All the same, the award of $3bn in punitive damages against Philip Morris, the company behind such brand names as Marlboro, is unreasonable. (Indeed, it may well be struck out on appeal.) This is not merely because the US concept of punitive or exemplary damages is undesirable, although it is. Damages should be awarded to compensate people for losses they have suffered, not used to express disapproval. In that respect, among others, the British legal system is superior.

Even if we thought the Los Angeles Superior Court jury was entitled to try to put Philip Morris out of business, we would disagree with its objective. In the end, the issue is a simple one. Either tobacco should be banned, or it should not. This newspaper prefers to allow people to make their own bad decisions, and prefers not to outlaw activities, such as smoking, fox-hunting and listening to Westlife, which it finds hard to fathom.

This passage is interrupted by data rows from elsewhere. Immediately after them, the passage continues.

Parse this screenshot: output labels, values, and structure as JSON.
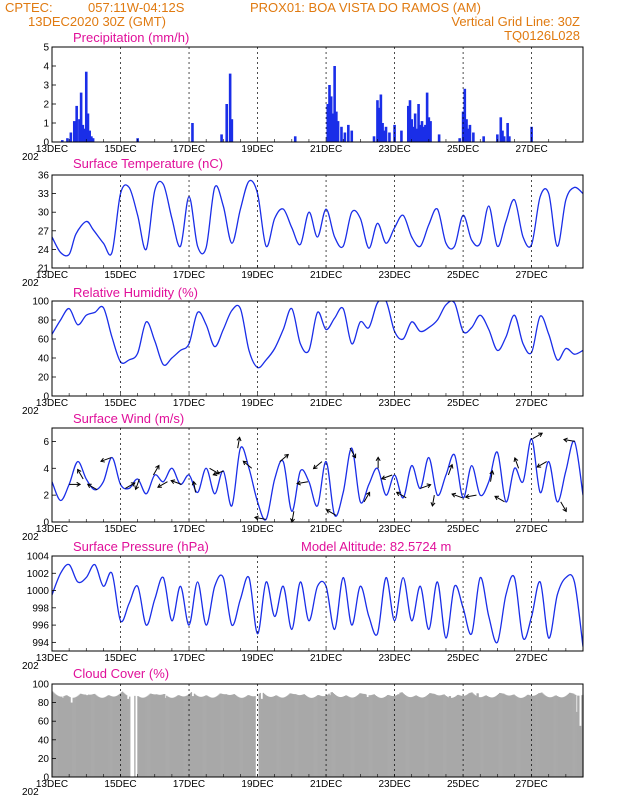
{
  "header": {
    "source": "CPTEC:",
    "coords": "057:11W-04:12S",
    "station": "PROX01: BOA VISTA DO RAMOS (AM)",
    "init_date": "13DEC2020 30Z (GMT)",
    "grid_note": "Vertical Grid Line: 30Z",
    "model_code": "TQ0126L028"
  },
  "colors": {
    "series": "#1a2ee8",
    "cloud": "#a8a8a8",
    "title": "#e0109a",
    "header": "#e07a10"
  },
  "x_labels": [
    "13DEC",
    "15DEC",
    "17DEC",
    "19DEC",
    "21DEC",
    "23DEC",
    "25DEC",
    "27DEC"
  ],
  "year_stub": "202",
  "chart_data": [
    {
      "type": "bar",
      "title": "Precipitation (mm/h)",
      "ylim": [
        0,
        5
      ],
      "yticks": [
        "0",
        "1",
        "2",
        "3",
        "4",
        "5"
      ],
      "x_start": 0,
      "x_end": 15.5,
      "events": [
        [
          0.3,
          0.1
        ],
        [
          0.45,
          0.2
        ],
        [
          0.55,
          0.5
        ],
        [
          0.65,
          1.1
        ],
        [
          0.72,
          1.9
        ],
        [
          0.8,
          1.2
        ],
        [
          0.85,
          2.6
        ],
        [
          0.9,
          0.9
        ],
        [
          0.95,
          0.7
        ],
        [
          1.0,
          3.7
        ],
        [
          1.05,
          1.5
        ],
        [
          1.1,
          0.6
        ],
        [
          1.15,
          0.3
        ],
        [
          1.2,
          0.2
        ],
        [
          2.5,
          0.2
        ],
        [
          4.1,
          1.0
        ],
        [
          4.95,
          0.4
        ],
        [
          5.1,
          2.0
        ],
        [
          5.2,
          3.6
        ],
        [
          5.25,
          1.2
        ],
        [
          7.1,
          0.3
        ],
        [
          8.05,
          2.0
        ],
        [
          8.1,
          3.0
        ],
        [
          8.15,
          2.4
        ],
        [
          8.2,
          1.5
        ],
        [
          8.25,
          4.0
        ],
        [
          8.3,
          1.6
        ],
        [
          8.35,
          1.1
        ],
        [
          8.45,
          0.8
        ],
        [
          8.55,
          0.5
        ],
        [
          8.65,
          0.9
        ],
        [
          8.75,
          0.6
        ],
        [
          9.4,
          0.3
        ],
        [
          9.5,
          2.2
        ],
        [
          9.55,
          1.8
        ],
        [
          9.6,
          2.5
        ],
        [
          9.65,
          1.0
        ],
        [
          9.7,
          0.6
        ],
        [
          9.75,
          0.8
        ],
        [
          9.85,
          0.5
        ],
        [
          10.0,
          0.9
        ],
        [
          10.2,
          0.6
        ],
        [
          10.4,
          1.9
        ],
        [
          10.45,
          2.2
        ],
        [
          10.5,
          1.2
        ],
        [
          10.55,
          0.8
        ],
        [
          10.6,
          1.5
        ],
        [
          10.65,
          0.7
        ],
        [
          10.7,
          2.0
        ],
        [
          10.75,
          0.9
        ],
        [
          10.8,
          1.1
        ],
        [
          10.85,
          0.8
        ],
        [
          10.9,
          0.9
        ],
        [
          10.95,
          2.6
        ],
        [
          11.0,
          1.3
        ],
        [
          11.05,
          1.1
        ],
        [
          11.3,
          0.4
        ],
        [
          11.9,
          0.2
        ],
        [
          12.0,
          1.6
        ],
        [
          12.05,
          2.8
        ],
        [
          12.1,
          1.2
        ],
        [
          12.15,
          0.7
        ],
        [
          12.2,
          0.9
        ],
        [
          12.3,
          0.5
        ],
        [
          12.6,
          0.3
        ],
        [
          13.0,
          0.4
        ],
        [
          13.1,
          1.3
        ],
        [
          13.15,
          0.6
        ],
        [
          13.2,
          0.3
        ],
        [
          13.3,
          1.0
        ],
        [
          13.35,
          0.3
        ],
        [
          14.0,
          0.8
        ]
      ]
    },
    {
      "type": "line",
      "title": "Surface Temperature (nC)",
      "ylim": [
        21,
        36
      ],
      "yticks": [
        "21",
        "24",
        "27",
        "30",
        "33",
        "36"
      ],
      "x": [
        0.0,
        0.25,
        0.5,
        0.7,
        1.0,
        1.2,
        1.5,
        1.75,
        2.0,
        2.25,
        2.5,
        2.75,
        3.0,
        3.25,
        3.5,
        3.75,
        4.0,
        4.25,
        4.5,
        4.75,
        5.0,
        5.25,
        5.5,
        5.75,
        6.0,
        6.25,
        6.5,
        6.75,
        7.0,
        7.25,
        7.5,
        7.75,
        8.0,
        8.25,
        8.5,
        8.75,
        9.0,
        9.25,
        9.5,
        9.75,
        10.0,
        10.25,
        10.5,
        10.75,
        11.0,
        11.25,
        11.5,
        11.75,
        12.0,
        12.25,
        12.5,
        12.75,
        13.0,
        13.25,
        13.5,
        13.75,
        14.0,
        14.25,
        14.5,
        14.75,
        15.0,
        15.25,
        15.5
      ],
      "series": [
        {
          "values": [
            26.0,
            23.5,
            23.2,
            26.5,
            28.5,
            27.2,
            25.0,
            23.5,
            33.0,
            34.0,
            29.5,
            24.0,
            33.5,
            34.5,
            29.0,
            24.5,
            32.5,
            24.5,
            24.3,
            34.0,
            31.0,
            25.0,
            30.5,
            35.0,
            33.0,
            24.5,
            29.0,
            30.5,
            27.5,
            24.8,
            30.0,
            26.0,
            30.5,
            26.0,
            24.5,
            30.0,
            29.0,
            24.2,
            28.2,
            25.0,
            27.5,
            29.5,
            26.0,
            24.5,
            28.0,
            30.5,
            25.0,
            24.5,
            29.5,
            25.5,
            25.0,
            31.0,
            24.5,
            28.5,
            32.0,
            26.0,
            24.8,
            32.5,
            33.0,
            24.5,
            32.0,
            34.0,
            33.0
          ]
        }
      ]
    },
    {
      "type": "line",
      "title": "Relative Humidity (%)",
      "ylim": [
        0,
        100
      ],
      "yticks": [
        "0",
        "20",
        "40",
        "60",
        "80",
        "100"
      ],
      "x": [
        0.0,
        0.25,
        0.5,
        0.75,
        1.0,
        1.25,
        1.5,
        1.75,
        2.0,
        2.25,
        2.5,
        2.75,
        3.0,
        3.25,
        3.5,
        3.75,
        4.0,
        4.25,
        4.5,
        4.75,
        5.0,
        5.25,
        5.5,
        5.75,
        6.0,
        6.25,
        6.5,
        6.75,
        7.0,
        7.25,
        7.5,
        7.75,
        8.0,
        8.25,
        8.5,
        8.75,
        9.0,
        9.25,
        9.5,
        9.75,
        10.0,
        10.25,
        10.5,
        10.75,
        11.0,
        11.25,
        11.5,
        11.75,
        12.0,
        12.25,
        12.5,
        12.75,
        13.0,
        13.25,
        13.5,
        13.75,
        14.0,
        14.25,
        14.5,
        14.75,
        15.0,
        15.25,
        15.5
      ],
      "series": [
        {
          "values": [
            65,
            80,
            92,
            75,
            85,
            88,
            93,
            62,
            36,
            38,
            45,
            78,
            58,
            33,
            40,
            48,
            55,
            88,
            75,
            52,
            70,
            90,
            92,
            48,
            30,
            38,
            50,
            70,
            92,
            55,
            48,
            88,
            70,
            82,
            92,
            55,
            78,
            72,
            98,
            100,
            68,
            60,
            78,
            68,
            72,
            80,
            96,
            98,
            68,
            72,
            85,
            70,
            48,
            62,
            85,
            55,
            46,
            84,
            65,
            38,
            50,
            44,
            48
          ]
        }
      ]
    },
    {
      "type": "line",
      "title": "Surface Wind (m/s)",
      "ylim": [
        0,
        7
      ],
      "yticks": [
        "0",
        "2",
        "4",
        "6"
      ],
      "x": [
        0.0,
        0.25,
        0.5,
        0.75,
        1.0,
        1.25,
        1.5,
        1.75,
        2.0,
        2.25,
        2.5,
        2.75,
        3.0,
        3.25,
        3.5,
        3.75,
        4.0,
        4.25,
        4.5,
        4.75,
        5.0,
        5.25,
        5.5,
        5.75,
        6.0,
        6.25,
        6.5,
        6.75,
        7.0,
        7.25,
        7.5,
        7.75,
        8.0,
        8.25,
        8.5,
        8.75,
        9.0,
        9.25,
        9.5,
        9.75,
        10.0,
        10.25,
        10.5,
        10.75,
        11.0,
        11.25,
        11.5,
        11.75,
        12.0,
        12.25,
        12.5,
        12.75,
        13.0,
        13.25,
        13.5,
        13.75,
        14.0,
        14.25,
        14.5,
        14.75,
        15.0,
        15.25,
        15.5
      ],
      "series": [
        {
          "values": [
            3.0,
            1.6,
            2.8,
            4.5,
            3.2,
            2.4,
            3.0,
            4.8,
            2.8,
            2.5,
            3.2,
            2.1,
            3.5,
            3.0,
            4.0,
            2.8,
            3.5,
            2.2,
            4.0,
            2.1,
            3.8,
            1.2,
            5.5,
            4.0,
            1.5,
            0.2,
            3.2,
            4.5,
            0.8,
            3.8,
            3.0,
            1.2,
            4.5,
            0.5,
            2.2,
            5.5,
            1.5,
            2.8,
            4.0,
            2.0,
            3.5,
            1.8,
            4.2,
            2.5,
            4.8,
            2.0,
            3.5,
            5.0,
            1.8,
            4.2,
            2.0,
            3.0,
            5.2,
            1.5,
            4.0,
            3.0,
            6.2,
            2.2,
            4.5,
            1.5,
            3.8,
            6.0,
            2.0
          ]
        }
      ],
      "vector_dirs_deg": [
        0,
        120,
        150,
        200,
        30,
        250,
        60,
        210,
        160,
        100,
        330,
        200,
        80,
        140,
        170,
        40,
        260,
        190,
        220,
        150,
        300,
        60,
        90,
        200,
        150,
        20,
        260,
        70,
        160,
        190,
        80,
        150,
        110,
        30,
        210,
        300,
        170,
        230
      ]
    },
    {
      "type": "line",
      "title": "Surface Pressure (hPa)",
      "subtitle": "Model Altitude: 82.5724 m",
      "ylim": [
        993,
        1004
      ],
      "yticks": [
        "994",
        "996",
        "998",
        "1000",
        "1002",
        "1004"
      ],
      "x": [
        0.0,
        0.25,
        0.5,
        0.75,
        1.0,
        1.25,
        1.5,
        1.75,
        2.0,
        2.25,
        2.5,
        2.75,
        3.0,
        3.25,
        3.5,
        3.75,
        4.0,
        4.25,
        4.5,
        4.75,
        5.0,
        5.25,
        5.5,
        5.75,
        6.0,
        6.25,
        6.5,
        6.75,
        7.0,
        7.25,
        7.5,
        7.75,
        8.0,
        8.25,
        8.5,
        8.75,
        9.0,
        9.25,
        9.5,
        9.75,
        10.0,
        10.25,
        10.5,
        10.75,
        11.0,
        11.25,
        11.5,
        11.75,
        12.0,
        12.25,
        12.5,
        12.75,
        13.0,
        13.25,
        13.5,
        13.75,
        14.0,
        14.25,
        14.5,
        14.75,
        15.0,
        15.25,
        15.5
      ],
      "series": [
        {
          "values": [
            999.5,
            1002.0,
            1003.0,
            1001.0,
            1001.5,
            1003.0,
            1000.5,
            1002.0,
            996.5,
            998.5,
            1000.5,
            996.0,
            999.0,
            1001.5,
            996.5,
            1000.5,
            996.0,
            1001.0,
            996.0,
            1000.5,
            1001.5,
            996.0,
            999.0,
            1001.5,
            995.0,
            1001.0,
            997.0,
            1000.5,
            995.5,
            1001.0,
            996.5,
            1000.5,
            1000.5,
            995.5,
            1001.5,
            996.0,
            1000.5,
            997.0,
            995.0,
            1001.5,
            996.5,
            1001.5,
            996.5,
            1000.5,
            995.5,
            1001.0,
            994.5,
            1000.5,
            998.0,
            995.0,
            1001.5,
            997.0,
            994.0,
            999.5,
            1001.5,
            994.5,
            997.0,
            1001.0,
            994.5,
            999.5,
            1001.5,
            1001.0,
            993.5
          ]
        }
      ]
    },
    {
      "type": "bar",
      "title": "Cloud Cover (%)",
      "ylim": [
        0,
        100
      ],
      "yticks": [
        "0",
        "20",
        "40",
        "60",
        "80",
        "100"
      ],
      "base_level": 92,
      "dropouts": [
        [
          0.3,
          85
        ],
        [
          0.55,
          80
        ],
        [
          1.0,
          88
        ],
        [
          2.2,
          84
        ],
        [
          2.3,
          0
        ],
        [
          2.35,
          0
        ],
        [
          2.45,
          0
        ],
        [
          3.3,
          85
        ],
        [
          4.1,
          87
        ],
        [
          5.95,
          0
        ],
        [
          6.0,
          0
        ],
        [
          6.1,
          84
        ],
        [
          8.1,
          88
        ],
        [
          9.2,
          86
        ],
        [
          10.1,
          89
        ],
        [
          11.6,
          87
        ],
        [
          12.4,
          90
        ],
        [
          15.3,
          70
        ],
        [
          15.4,
          55
        ]
      ]
    }
  ]
}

If tobacco is not going to be banned, it can be controlled. Following the greater awareness of the dangers ­ and simple unpleasantness ­ of passive consumption of other people's smoke, bans on smoking in public and office spaces have transformed this country for the better.

Unless tobacco is outlawed, however, it would be wrong to ban advertising altogether, and it would be wrong to use measures such as punitive damages to try to push the cigarette companies into bankruptcy. If Philip Morris and BAT ceased to exist, other companies based in other parts of the world would replace them. Nor is taxation the only way to try to keep tobacco consumption as low as possible. It might be satisfying to raise the tax on cigarettes indefinitely, but the Treasury has already tested this policy to the limit, with the result that, in the relatively open European market, smuggling is now out of control.

Over the past quarter-century, the proportion of the British population that smokes has fallen from 46 per cent to 27 per cent, largely driven by better knowledge of the risks. But the decline has been mostly among older people; young men want to do something of which their elders disapprove and young women want to be thin.

Anyone who is serious about reducing tobacco use should concentrate on educating potential young consumers rather than fighting court cases against the suppliers.